Suara.com - Sebanyak 25 orang di Korea Selatan meninggal dunia usai mendapat vaksinasi influenza. Hal tersebut tentu menimbulkan keresahan di masyarakat, termasuk di Indonesia.
Pasalnya, vaksin influenza menjadi populer karena dianggap dapat memperkuat sistem kekebalan tubuh, agar tidak mudah tertular Covid-19.
Menanggapi kejadian tersebut, Pakar Alergi dan Imunologi Prof. Dr. dr. Iris Renggaris meminta masyarakat untuk tidak panik. Kata dia, penting untuk mencaritahu merek apa yang digunakan dalam vaksinasi flu gratis kepada 19 juta penduduk Korea Selatan tersebut.
"Saya gak tahu merek vaksin apa, gak bisa menyamaratakan semua vaksin. Makanya itu harus diteliti, maksudnya vaksinnya sudah diujicoba tahap berapa, atau baru fase uji klinis tahap 3," ujar Prof. Iris saat dihubungi Suara.com, Jumat (23/10/2020).
Baca Juga: Catat 13 Kematian, Korea Selatan Tetap Lanjutkan Program Vaksin Flu
Jika pada akhirnya diketahui bahwa merek vaksin yang sama telah beredar di Indonesia, maka Iris mengimbau adanya pemeriksaan lebih jauh mengenai lot number atau batch number, apakah sama dengan yang beredar di Indonesia atau tidak.
Sayangnya hingga saat ini, pihak terkait di Korea Selatan belum membuka data tersebut.
Mengaku ikut memantau pemberitaan vaksinasi flu di Korea Selatan, Iris menambahkan hingga saat ini belum diketahui apa penyebab pasti kematian 25 orang di sana.
Tapi kata Iris, kematian ini harus diinvestigasi lebih lanjut. Ia juga berharap jenazah penerima vaksin segera diautopsi dan dicari tahu penyebab kematiannya.

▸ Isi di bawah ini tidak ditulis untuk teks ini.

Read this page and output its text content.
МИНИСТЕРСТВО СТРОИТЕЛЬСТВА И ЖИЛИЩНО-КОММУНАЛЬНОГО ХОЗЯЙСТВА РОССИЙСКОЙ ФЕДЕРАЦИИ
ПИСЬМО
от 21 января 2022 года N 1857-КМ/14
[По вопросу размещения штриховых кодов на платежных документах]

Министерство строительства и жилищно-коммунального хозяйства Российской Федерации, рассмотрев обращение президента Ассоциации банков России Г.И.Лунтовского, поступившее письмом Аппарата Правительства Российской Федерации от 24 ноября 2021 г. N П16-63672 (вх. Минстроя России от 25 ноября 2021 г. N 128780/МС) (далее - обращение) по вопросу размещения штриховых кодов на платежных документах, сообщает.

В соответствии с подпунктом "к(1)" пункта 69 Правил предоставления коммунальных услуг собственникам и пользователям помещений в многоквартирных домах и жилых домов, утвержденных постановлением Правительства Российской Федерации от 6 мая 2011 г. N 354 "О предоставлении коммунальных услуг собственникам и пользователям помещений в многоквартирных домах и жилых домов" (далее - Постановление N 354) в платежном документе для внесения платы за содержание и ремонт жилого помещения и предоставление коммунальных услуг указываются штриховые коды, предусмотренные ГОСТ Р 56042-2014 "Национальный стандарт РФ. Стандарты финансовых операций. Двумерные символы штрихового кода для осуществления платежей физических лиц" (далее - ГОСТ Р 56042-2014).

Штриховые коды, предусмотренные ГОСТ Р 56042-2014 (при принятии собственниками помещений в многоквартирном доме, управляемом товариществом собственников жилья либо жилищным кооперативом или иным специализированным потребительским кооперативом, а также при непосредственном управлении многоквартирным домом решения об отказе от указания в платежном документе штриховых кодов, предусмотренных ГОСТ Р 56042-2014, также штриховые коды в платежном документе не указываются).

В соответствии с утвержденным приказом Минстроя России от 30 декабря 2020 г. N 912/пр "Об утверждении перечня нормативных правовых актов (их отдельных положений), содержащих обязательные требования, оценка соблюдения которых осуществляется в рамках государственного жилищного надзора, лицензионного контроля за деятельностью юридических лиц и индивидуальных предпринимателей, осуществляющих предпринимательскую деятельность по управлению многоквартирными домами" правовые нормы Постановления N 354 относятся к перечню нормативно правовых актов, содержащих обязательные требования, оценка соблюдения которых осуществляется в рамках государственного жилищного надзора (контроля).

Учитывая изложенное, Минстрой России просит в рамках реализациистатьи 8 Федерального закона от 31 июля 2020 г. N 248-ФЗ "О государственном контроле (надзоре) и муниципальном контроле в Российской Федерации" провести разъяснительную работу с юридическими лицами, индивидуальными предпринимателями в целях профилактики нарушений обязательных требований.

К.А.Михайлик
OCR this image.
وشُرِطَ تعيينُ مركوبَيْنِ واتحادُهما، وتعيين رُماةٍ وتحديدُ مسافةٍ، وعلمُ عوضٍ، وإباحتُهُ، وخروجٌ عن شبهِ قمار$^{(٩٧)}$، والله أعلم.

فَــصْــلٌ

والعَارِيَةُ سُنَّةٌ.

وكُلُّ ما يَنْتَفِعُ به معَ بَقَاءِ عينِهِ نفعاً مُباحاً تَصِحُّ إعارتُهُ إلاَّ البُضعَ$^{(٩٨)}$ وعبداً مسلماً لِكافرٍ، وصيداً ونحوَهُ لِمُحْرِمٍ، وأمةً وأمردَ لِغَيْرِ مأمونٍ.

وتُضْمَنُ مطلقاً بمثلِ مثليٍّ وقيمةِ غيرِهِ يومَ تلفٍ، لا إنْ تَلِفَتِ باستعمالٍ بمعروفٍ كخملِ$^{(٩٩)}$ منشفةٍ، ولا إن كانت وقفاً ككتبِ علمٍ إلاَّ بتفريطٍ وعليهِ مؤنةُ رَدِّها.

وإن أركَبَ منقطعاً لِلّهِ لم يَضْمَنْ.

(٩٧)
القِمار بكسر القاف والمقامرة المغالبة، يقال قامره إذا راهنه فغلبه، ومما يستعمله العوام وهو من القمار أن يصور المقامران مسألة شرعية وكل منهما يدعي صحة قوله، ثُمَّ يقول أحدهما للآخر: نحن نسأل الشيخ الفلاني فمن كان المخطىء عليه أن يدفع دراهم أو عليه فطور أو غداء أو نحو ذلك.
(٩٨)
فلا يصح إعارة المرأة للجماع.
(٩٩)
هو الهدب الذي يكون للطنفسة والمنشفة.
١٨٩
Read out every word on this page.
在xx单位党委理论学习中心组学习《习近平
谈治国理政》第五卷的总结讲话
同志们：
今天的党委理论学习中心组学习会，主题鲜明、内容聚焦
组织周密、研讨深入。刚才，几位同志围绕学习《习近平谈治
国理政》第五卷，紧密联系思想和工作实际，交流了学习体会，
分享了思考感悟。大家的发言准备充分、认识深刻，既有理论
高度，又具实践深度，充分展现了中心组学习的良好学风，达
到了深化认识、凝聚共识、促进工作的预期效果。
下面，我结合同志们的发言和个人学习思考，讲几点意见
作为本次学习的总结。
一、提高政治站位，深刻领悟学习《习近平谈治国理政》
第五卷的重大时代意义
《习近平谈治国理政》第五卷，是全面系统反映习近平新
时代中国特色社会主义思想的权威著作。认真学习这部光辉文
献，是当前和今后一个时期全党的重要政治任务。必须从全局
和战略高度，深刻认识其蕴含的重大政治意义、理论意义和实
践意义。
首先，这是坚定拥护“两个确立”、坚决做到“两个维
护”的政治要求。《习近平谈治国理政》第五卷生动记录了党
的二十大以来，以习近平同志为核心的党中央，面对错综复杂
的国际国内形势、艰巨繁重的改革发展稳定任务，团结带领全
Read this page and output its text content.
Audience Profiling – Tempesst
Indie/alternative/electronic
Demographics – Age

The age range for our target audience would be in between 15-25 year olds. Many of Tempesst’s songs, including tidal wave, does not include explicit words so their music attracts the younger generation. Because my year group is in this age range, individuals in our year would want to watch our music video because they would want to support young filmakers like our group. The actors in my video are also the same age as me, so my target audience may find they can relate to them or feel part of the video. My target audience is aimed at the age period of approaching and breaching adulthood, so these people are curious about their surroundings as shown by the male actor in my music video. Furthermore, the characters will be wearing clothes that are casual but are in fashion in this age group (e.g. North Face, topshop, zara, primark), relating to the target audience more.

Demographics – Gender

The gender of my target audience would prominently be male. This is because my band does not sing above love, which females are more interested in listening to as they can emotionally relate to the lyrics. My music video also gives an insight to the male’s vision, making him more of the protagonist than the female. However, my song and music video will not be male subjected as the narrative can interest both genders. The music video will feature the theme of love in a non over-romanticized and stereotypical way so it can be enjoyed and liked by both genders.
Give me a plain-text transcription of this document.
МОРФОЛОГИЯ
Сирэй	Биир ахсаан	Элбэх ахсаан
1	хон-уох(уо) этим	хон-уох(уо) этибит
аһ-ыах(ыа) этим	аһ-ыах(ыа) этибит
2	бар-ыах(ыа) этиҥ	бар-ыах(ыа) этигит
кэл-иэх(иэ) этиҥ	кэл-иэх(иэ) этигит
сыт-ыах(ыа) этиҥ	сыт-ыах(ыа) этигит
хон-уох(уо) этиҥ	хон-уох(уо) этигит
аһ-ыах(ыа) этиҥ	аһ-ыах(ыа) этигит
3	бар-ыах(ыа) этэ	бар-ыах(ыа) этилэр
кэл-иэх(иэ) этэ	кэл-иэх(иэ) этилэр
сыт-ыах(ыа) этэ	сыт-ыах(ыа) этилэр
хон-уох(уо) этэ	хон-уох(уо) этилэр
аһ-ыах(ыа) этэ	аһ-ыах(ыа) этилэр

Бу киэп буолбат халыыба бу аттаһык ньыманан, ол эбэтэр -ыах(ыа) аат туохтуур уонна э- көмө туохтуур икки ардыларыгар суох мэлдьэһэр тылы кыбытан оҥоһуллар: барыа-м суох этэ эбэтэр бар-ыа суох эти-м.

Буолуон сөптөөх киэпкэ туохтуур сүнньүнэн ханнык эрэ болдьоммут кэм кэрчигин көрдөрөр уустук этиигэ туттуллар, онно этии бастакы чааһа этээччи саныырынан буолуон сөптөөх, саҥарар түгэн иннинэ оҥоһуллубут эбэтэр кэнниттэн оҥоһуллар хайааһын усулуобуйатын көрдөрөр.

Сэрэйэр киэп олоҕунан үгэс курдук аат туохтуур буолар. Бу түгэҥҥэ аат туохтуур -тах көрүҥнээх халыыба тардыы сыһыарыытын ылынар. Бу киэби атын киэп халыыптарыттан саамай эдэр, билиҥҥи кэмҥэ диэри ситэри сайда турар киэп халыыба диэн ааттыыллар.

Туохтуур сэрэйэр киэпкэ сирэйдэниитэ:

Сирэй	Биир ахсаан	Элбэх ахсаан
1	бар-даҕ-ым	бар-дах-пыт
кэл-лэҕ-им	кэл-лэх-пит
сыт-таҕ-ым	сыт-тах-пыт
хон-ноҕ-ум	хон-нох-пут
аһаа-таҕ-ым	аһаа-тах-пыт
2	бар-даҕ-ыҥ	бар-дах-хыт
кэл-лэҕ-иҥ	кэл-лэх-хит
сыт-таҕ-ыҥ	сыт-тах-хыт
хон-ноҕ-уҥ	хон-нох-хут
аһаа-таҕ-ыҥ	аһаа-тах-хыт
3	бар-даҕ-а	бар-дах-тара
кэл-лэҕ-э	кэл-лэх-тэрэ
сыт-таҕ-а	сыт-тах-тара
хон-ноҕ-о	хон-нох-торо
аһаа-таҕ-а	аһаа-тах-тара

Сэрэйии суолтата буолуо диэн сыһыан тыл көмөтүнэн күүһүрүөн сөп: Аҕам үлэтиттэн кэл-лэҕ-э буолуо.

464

"Kalau sampai menyebabkan kematian, saya justru bertanya kenapa? harus dicari penyebabnya. Paling bagus autopsi, tapi tidak dilakukan hal itu, atau belum dilakukan, saya tidak tahu," ungkapnya.
Baca Juga: Akhir Januari 2021, Lansia di AS Akan Mendapat Vaksinasi Covid-19
Sebelumnya diasumsikan bahwa vaksin yang diberikan tidak mengandung zat beracun. Hanya saja ada 5 juta dosis vaksin yang seharusnya disimpan di lemari es, malah terpapar suhu ruangan. Asumsi awal tersebut membuat program vaksinasi gratis akhirnya ditangguhkan.
Hanya saja Iris menambahkan bahwa faktor penyimpanan yang keliru dan terpapar suhu ruangan seharusnya tidak akan membuat penerima vaksin meregang nyawa. Ia melanjutkan faktor penyimpanan yang salah, hanya mampu menurunkan efektivitas vaksin.
"Artinya keefektifan vaksinnya berkurang, jika harusnya bisa melindungi sekitar 80 persen, tapi karena suhu penyimpanan keliru, dampaknya jadi hanya bisa berikan perlindungan 50 persen," ungkap dokter spesialis penyakit dalam itu.
Profesor yang berpraktik sebagai dokter umum dan dokter spesialis penyakit dalam di RSUPN Dr. Cipto Mangunkusumo (RSCM) ini mengatakan, alergi bisa jadi alasan mengapa sampai ada penerima vaksin yang meregang nyawa.
Hanya saja, masih ada pertanyaan yang membuat dokter lulusan Fakultas Kedokteran Universitas Indonesia (FKUI) ini skeptis atau ragu. Terlebih, kejadian kematian yang dialami 25 orang ini terjadi sekaligus dan dalam waktu yang hampir berdekatan.
"Jadi harus dilihat dulu penyebab kematiannya. Benarkah karena vaksin? lalu vaksin apa yang dipakai, sudah berapa lama? Apakah ada reaksi alergi, saya gak tahu juga, tapi kalau alergi kok bisa sampai 13 (kini 25 orang) orang (meninggal dunia)?" tutupnya bertanya-tanya.